GAWU’s Chand welcomed the assistance while calling the decision by government to close four of seven sugar estates callous. He said he believed that it was made from a financial perspective without consideration for the social implications and the thousands of vulnerable working class.

“As we take stock of those factors, the sending home of some 7,000 workers over the last two years without any plan to address their welfare and loss of their livelihood, clearly has to be among the most callous of decisions ever made by any government in our country in our over half a century of independence,” he charged.

“The government, by its very actions, has seriously affected communities, has shattered the hopes of the youth, and has pushed thousands of Guyanese into misery-filled lives… Today, the hopes nurtured from such talk as “sugar will never die” or “we will fix sugar” heard boisterously during the 2015 elections campaign, have been dashed. It is most upsetting that this approach had been taken, especially recognising that it was not necessary in the first place and that there were very good and real possibilities to overcome the difficulties in the sugar industry,” he added.
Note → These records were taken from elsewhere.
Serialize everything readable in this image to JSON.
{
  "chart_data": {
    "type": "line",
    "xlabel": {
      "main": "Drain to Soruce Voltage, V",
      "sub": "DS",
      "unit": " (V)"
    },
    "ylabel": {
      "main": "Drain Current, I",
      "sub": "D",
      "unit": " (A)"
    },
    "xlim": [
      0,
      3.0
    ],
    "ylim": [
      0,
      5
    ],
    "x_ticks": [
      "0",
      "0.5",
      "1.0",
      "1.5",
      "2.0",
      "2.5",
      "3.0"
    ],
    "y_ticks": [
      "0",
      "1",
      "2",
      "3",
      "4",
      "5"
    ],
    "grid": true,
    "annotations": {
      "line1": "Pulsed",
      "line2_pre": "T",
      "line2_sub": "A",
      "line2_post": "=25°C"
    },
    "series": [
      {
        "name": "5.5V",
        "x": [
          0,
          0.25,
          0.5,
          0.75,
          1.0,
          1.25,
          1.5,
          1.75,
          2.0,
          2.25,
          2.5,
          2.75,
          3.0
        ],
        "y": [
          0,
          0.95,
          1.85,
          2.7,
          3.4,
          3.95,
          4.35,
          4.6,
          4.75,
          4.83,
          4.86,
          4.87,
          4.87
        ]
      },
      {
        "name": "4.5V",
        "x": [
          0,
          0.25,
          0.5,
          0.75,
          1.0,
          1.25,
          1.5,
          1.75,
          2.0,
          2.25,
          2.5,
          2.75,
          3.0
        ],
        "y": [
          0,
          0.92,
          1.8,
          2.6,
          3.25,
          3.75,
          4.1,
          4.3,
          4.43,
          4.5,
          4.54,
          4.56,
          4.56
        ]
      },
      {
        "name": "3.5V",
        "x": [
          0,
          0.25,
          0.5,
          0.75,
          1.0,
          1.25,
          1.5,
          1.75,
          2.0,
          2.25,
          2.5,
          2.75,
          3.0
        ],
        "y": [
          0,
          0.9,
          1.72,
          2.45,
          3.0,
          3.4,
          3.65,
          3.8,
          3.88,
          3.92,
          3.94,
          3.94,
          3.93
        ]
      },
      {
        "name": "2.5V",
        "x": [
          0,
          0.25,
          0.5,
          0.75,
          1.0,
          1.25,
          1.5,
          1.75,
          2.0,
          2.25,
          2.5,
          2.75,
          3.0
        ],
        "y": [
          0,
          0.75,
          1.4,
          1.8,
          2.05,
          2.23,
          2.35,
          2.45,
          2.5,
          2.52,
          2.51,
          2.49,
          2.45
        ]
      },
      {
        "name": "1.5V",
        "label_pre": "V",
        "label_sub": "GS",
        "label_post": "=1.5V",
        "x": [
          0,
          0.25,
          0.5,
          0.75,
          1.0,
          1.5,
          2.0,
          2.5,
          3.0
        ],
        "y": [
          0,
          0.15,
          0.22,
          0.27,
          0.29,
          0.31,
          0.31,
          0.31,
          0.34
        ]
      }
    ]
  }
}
Chand said that the fact that government is now boasting that the industry can be resuscitated to investors means it could have itself invested in its people and reaped the long-term rewards.

“Investors are being told that the estates have the possibilities [for] co-generation, alcohol, ethanol, packaged sugar, and refined sugar, among other things…It was also touted that the estate will offer 85% mechanization from mechanical tillage/planting to harvesting and excellent drainage and irrigation systems with new pumps,” he noted.

“It is incomprehensible to the rational thinker that an enterprise with such obvious advantages was even identified for closure in the first place. The GAWU cannot help but wonder whether these clearly seen features did not leap out at our decision-makers and cause them to second-guess whether they were being properly advised or being led astray?” he added.

‘Promises, promises’

Employees were also brought from some of the shuttered estates to tell first-hand how they are coping. Makeisha Bess, of Skeldon, said that she is now forced to do laundry services where she hand washes four tubs of clothes for $1,000.

Pensioner Lall (only name) of the LBI Estate bemoaned the numerous bills he receives and was hopeless when he considered how he would pay them.

The same was the case for Sohan Rabindranath, of Rose Hall Estate, who received $372,000 in severance for his over two decades of service and he is left to wonder how he will take care of his wife and three children.

Mr. Bacchus, of Wales, bemoaned the wait for his severance even as he related that the former workers from that estate feel like they have forgotten. “Everybody except Wales’s people are receiving and we are still to get a dollar,” he said. “Before this I was strong but [from] the stress from it I get high pressure, low pressure, wind pains… and all kind a things. It is just promises, promises we getting. Two years now since we close and still promises,” he added.